SuperDerivatives
- Founded: 1999
- Founder: Dr. David Gershon
- Headquarters: United States

= SuperDerivatives =

SuperDerivatives logo

SuperDerivatives (1999-2014) was an American financial services company. It created the first professional real time option pricing tool delivered over the internet. The option prices generated by SuperDerivatives reflected accurately the prices in the interbank broker market and the company generated worldwide transparency in option pricing and as a result drove the significant growth of the OTC option markets. The company was acquired by Intercontinental Exchange in 2014.

== Company ==

SuperDerivatives Inc. was founded in 2000 by Dr. David Gershon, previously global head of exotic derivatives at Barclays Capital in its headquarters in London, with the idea of generating transparency in option pricing. Gershon had developed his own proprietary model for option pricing which matched accurately to prices of thousands of options that traded in the interbank broker market. While many institutions traded options, the option market was opaque and only the large banks had access to the prices in the interbank market. No known model at that time was able to produce prices close enough to the market.

Gershon aimed to create transparency in option pricing among all financial institutions with the model he invented and in order to achieve transparency in the fastest possible way, he chose to deliver his pricing platform over the internet, which at that time was rather unusual. Dr. Yuval Levy, the London-based CTO of SuperDerivatives, managed all technology and product development of the company since inception until it was sold. In 2001, SuperDerivatives launched the first real time option pricing tool delivered over the internet. Within 2 years most of the banks that traded options around the world used the SuperDerivatives pricing system and the option pricing model was referred to by many as the “benchmark for options”. The availability of the system over the internet opened many new option markets such as in China, Indonesia, Thailand, Philippines, Turkey, Morocco, Dubai, Israel, Saudi Arabia, Mexico, Colombia, Poland, Russia, Slovenia, Slovakia. The users of the system included banks, hedge funds, corporations, brokers, central banks and auditors. The biggest contribution of SuperDerivatives was that the transparency it created enabled many new market makers and takers to participate actively in the Vanilla and Exotic options market and as a result the bid-ask spreads shrunk and the liquidity and volume rose dramatically. Within less than 5 years SuperDerivatives transformed the option market. The pricing tool became a rich platform for all professional derivatives users and In 2003 JPMorgan-Chase rolled out the SuperDerivatives pricing tool to all its traders and sales in the currency business. In 2004, SuperDerivatives started publishing implied volatility data from the OTC markets as a new options mark-to-market service. This was followed by the launch of an independent portfolio valuation service which allowed its customers to obtain the mark-to-market valuation at any cutoff time, around the clock. On October 10, 2010, the company released a cross-asset derivatives pricing, structuring and pre-trade analysis system, called SDX which combined its technology for currency, interest rates, equities, commodities, energy and credit derivatives it had used since 2005. In 2011 SuperDerivatives partnered with FXCM to create a multi-bank trading system for FX options called DCX. On December 12, 2012 the company launched a market data platform called DGX. DGX was a free text data system with self configuration.

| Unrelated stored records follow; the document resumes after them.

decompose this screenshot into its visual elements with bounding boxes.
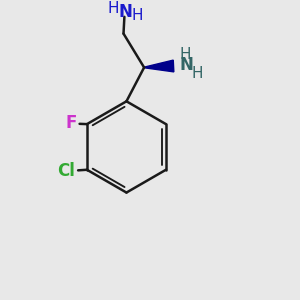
Text: Cl: Cl [57, 162, 75, 180]
Text: N: N [180, 56, 194, 74]
Text: H: H [191, 66, 203, 81]
Text: F: F [65, 114, 76, 132]
Polygon shape [144, 60, 174, 72]
Text: H: H [131, 8, 142, 22]
Text: H: H [180, 47, 191, 62]
Text: H: H [107, 1, 119, 16]
Text: N: N [118, 2, 133, 20]
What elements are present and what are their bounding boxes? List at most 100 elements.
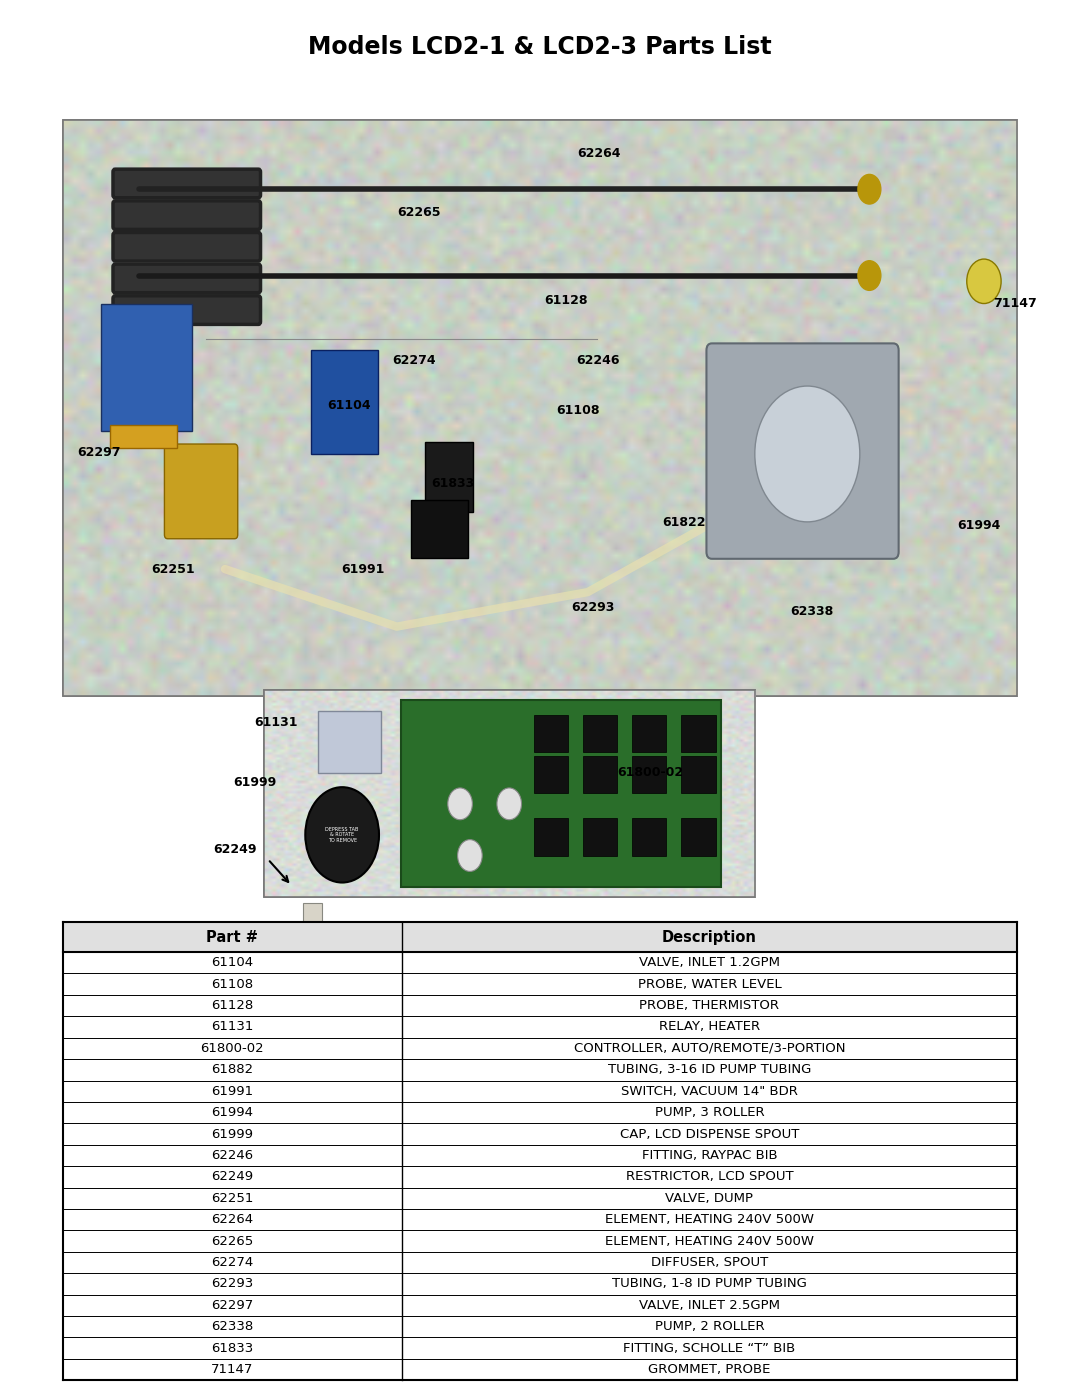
Text: 62249: 62249 <box>211 1171 253 1183</box>
Text: 61991: 61991 <box>211 1084 253 1098</box>
Text: 61131: 61131 <box>255 715 298 729</box>
Text: 62297: 62297 <box>78 446 121 460</box>
Text: PROBE, THERMISTOR: PROBE, THERMISTOR <box>639 999 780 1011</box>
Text: ELEMENT, HEATING 240V 500W: ELEMENT, HEATING 240V 500W <box>605 1235 814 1248</box>
Circle shape <box>458 840 482 872</box>
Text: CONTROLLER, AUTO/REMOTE/3-PORTION: CONTROLLER, AUTO/REMOTE/3-PORTION <box>573 1042 846 1055</box>
Text: 61991: 61991 <box>341 563 384 577</box>
Bar <box>411 500 469 557</box>
FancyBboxPatch shape <box>113 201 260 229</box>
Bar <box>100 305 191 430</box>
Circle shape <box>497 788 522 820</box>
Text: VALVE, INLET 2.5GPM: VALVE, INLET 2.5GPM <box>639 1299 780 1312</box>
Text: 62265: 62265 <box>397 205 441 219</box>
Circle shape <box>755 386 860 522</box>
Text: 61131: 61131 <box>211 1020 254 1034</box>
Circle shape <box>858 175 881 204</box>
Text: 61999: 61999 <box>211 1127 253 1140</box>
Text: 62293: 62293 <box>211 1277 253 1291</box>
Bar <box>426 443 473 511</box>
Text: 62338: 62338 <box>211 1320 253 1333</box>
Text: 62264: 62264 <box>578 147 621 161</box>
Text: 62246: 62246 <box>211 1148 253 1162</box>
Text: 62338: 62338 <box>791 605 834 619</box>
Bar <box>583 756 618 793</box>
Text: 61104: 61104 <box>327 398 370 412</box>
Text: 62251: 62251 <box>211 1192 254 1204</box>
Text: Models LCD2-1 & LCD2-3 Parts List: Models LCD2-1 & LCD2-3 Parts List <box>308 35 772 60</box>
Bar <box>583 715 618 752</box>
Text: 62251: 62251 <box>151 563 194 577</box>
Bar <box>63 922 1017 953</box>
Circle shape <box>967 258 1001 303</box>
Text: TUBING, 3-16 ID PUMP TUBING: TUBING, 3-16 ID PUMP TUBING <box>608 1063 811 1076</box>
FancyBboxPatch shape <box>113 232 260 261</box>
Text: 61108: 61108 <box>556 404 599 418</box>
Text: 61833: 61833 <box>211 1341 253 1355</box>
Text: 62265: 62265 <box>211 1235 253 1248</box>
Text: 61128: 61128 <box>211 999 253 1011</box>
Text: 62297: 62297 <box>211 1299 253 1312</box>
Text: PUMP, 2 ROLLER: PUMP, 2 ROLLER <box>654 1320 765 1333</box>
Text: 61994: 61994 <box>957 518 1000 532</box>
Text: CAP, LCD DISPENSE SPOUT: CAP, LCD DISPENSE SPOUT <box>620 1127 799 1140</box>
Text: ELEMENT, HEATING 240V 500W: ELEMENT, HEATING 240V 500W <box>605 1213 814 1227</box>
Text: PROBE, WATER LEVEL: PROBE, WATER LEVEL <box>637 978 781 990</box>
Bar <box>534 756 568 793</box>
Bar <box>534 715 568 752</box>
Bar <box>632 756 666 793</box>
FancyBboxPatch shape <box>113 169 260 198</box>
Bar <box>63 120 1017 696</box>
Bar <box>681 715 716 752</box>
Text: 61999: 61999 <box>233 775 276 789</box>
Text: DIFFUSER, SPOUT: DIFFUSER, SPOUT <box>651 1256 768 1268</box>
Text: SWITCH, VACUUM 14" BDR: SWITCH, VACUUM 14" BDR <box>621 1084 798 1098</box>
Text: VALVE, INLET 1.2GPM: VALVE, INLET 1.2GPM <box>639 957 780 970</box>
FancyBboxPatch shape <box>113 296 260 324</box>
Bar <box>318 711 381 773</box>
Text: 61128: 61128 <box>544 293 588 307</box>
FancyBboxPatch shape <box>113 264 260 293</box>
Text: 62246: 62246 <box>577 353 620 367</box>
Text: FITTING, SCHOLLE “T” BIB: FITTING, SCHOLLE “T” BIB <box>623 1341 796 1355</box>
Text: 71147: 71147 <box>994 296 1037 310</box>
Text: RELAY, HEATER: RELAY, HEATER <box>659 1020 760 1034</box>
Text: 61108: 61108 <box>211 978 253 990</box>
Circle shape <box>306 787 379 883</box>
Text: 62249: 62249 <box>214 842 257 856</box>
Text: FITTING, RAYPAC BIB: FITTING, RAYPAC BIB <box>642 1148 778 1162</box>
Bar <box>264 690 755 897</box>
Text: Part #: Part # <box>206 929 258 944</box>
Text: TUBING, 1-8 ID PUMP TUBING: TUBING, 1-8 ID PUMP TUBING <box>612 1277 807 1291</box>
Bar <box>110 425 177 448</box>
Bar <box>632 819 666 855</box>
Circle shape <box>448 788 472 820</box>
Bar <box>401 700 720 887</box>
Text: 61800-02: 61800-02 <box>200 1042 264 1055</box>
Bar <box>632 715 666 752</box>
FancyBboxPatch shape <box>164 444 238 539</box>
Text: RESTRICTOR, LCD SPOUT: RESTRICTOR, LCD SPOUT <box>625 1171 794 1183</box>
Bar <box>534 819 568 855</box>
Text: 62293: 62293 <box>571 601 615 615</box>
Text: 61104: 61104 <box>211 957 253 970</box>
Text: Description: Description <box>662 929 757 944</box>
Bar <box>583 819 618 855</box>
FancyBboxPatch shape <box>706 344 899 559</box>
Bar <box>302 902 323 935</box>
Bar <box>63 120 1017 696</box>
Text: 62264: 62264 <box>211 1213 253 1227</box>
Text: 71147: 71147 <box>211 1363 254 1376</box>
Text: GROMMET, PROBE: GROMMET, PROBE <box>648 1363 771 1376</box>
Text: 61822: 61822 <box>662 515 705 529</box>
Text: 61882: 61882 <box>211 1063 253 1076</box>
Text: 62274: 62274 <box>211 1256 253 1268</box>
Bar <box>681 819 716 855</box>
Text: DEPRESS TAB
& ROTATE
TO REMOVE: DEPRESS TAB & ROTATE TO REMOVE <box>325 827 359 844</box>
Circle shape <box>858 261 881 291</box>
Text: 62274: 62274 <box>392 353 435 367</box>
Text: PUMP, 3 ROLLER: PUMP, 3 ROLLER <box>654 1106 765 1119</box>
Bar <box>264 690 755 897</box>
Text: VALVE, DUMP: VALVE, DUMP <box>665 1192 754 1204</box>
Bar <box>311 351 378 454</box>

== Mergers and acquisitions ==

In September 2014, Intercontinental Exchange announced that it had entered into a definitive agreement to acquire SuperDerivatives. The acquisition was said to accelerate the expansion of ICE's comprehensive multi-asset class clearing strategy. Terms of the all-cash transaction included a purchase price of approximately $350 million. Completion of the transaction was subject to regulatory approval and other customary closing conditions. The transaction successfully completed on 7 October 2014.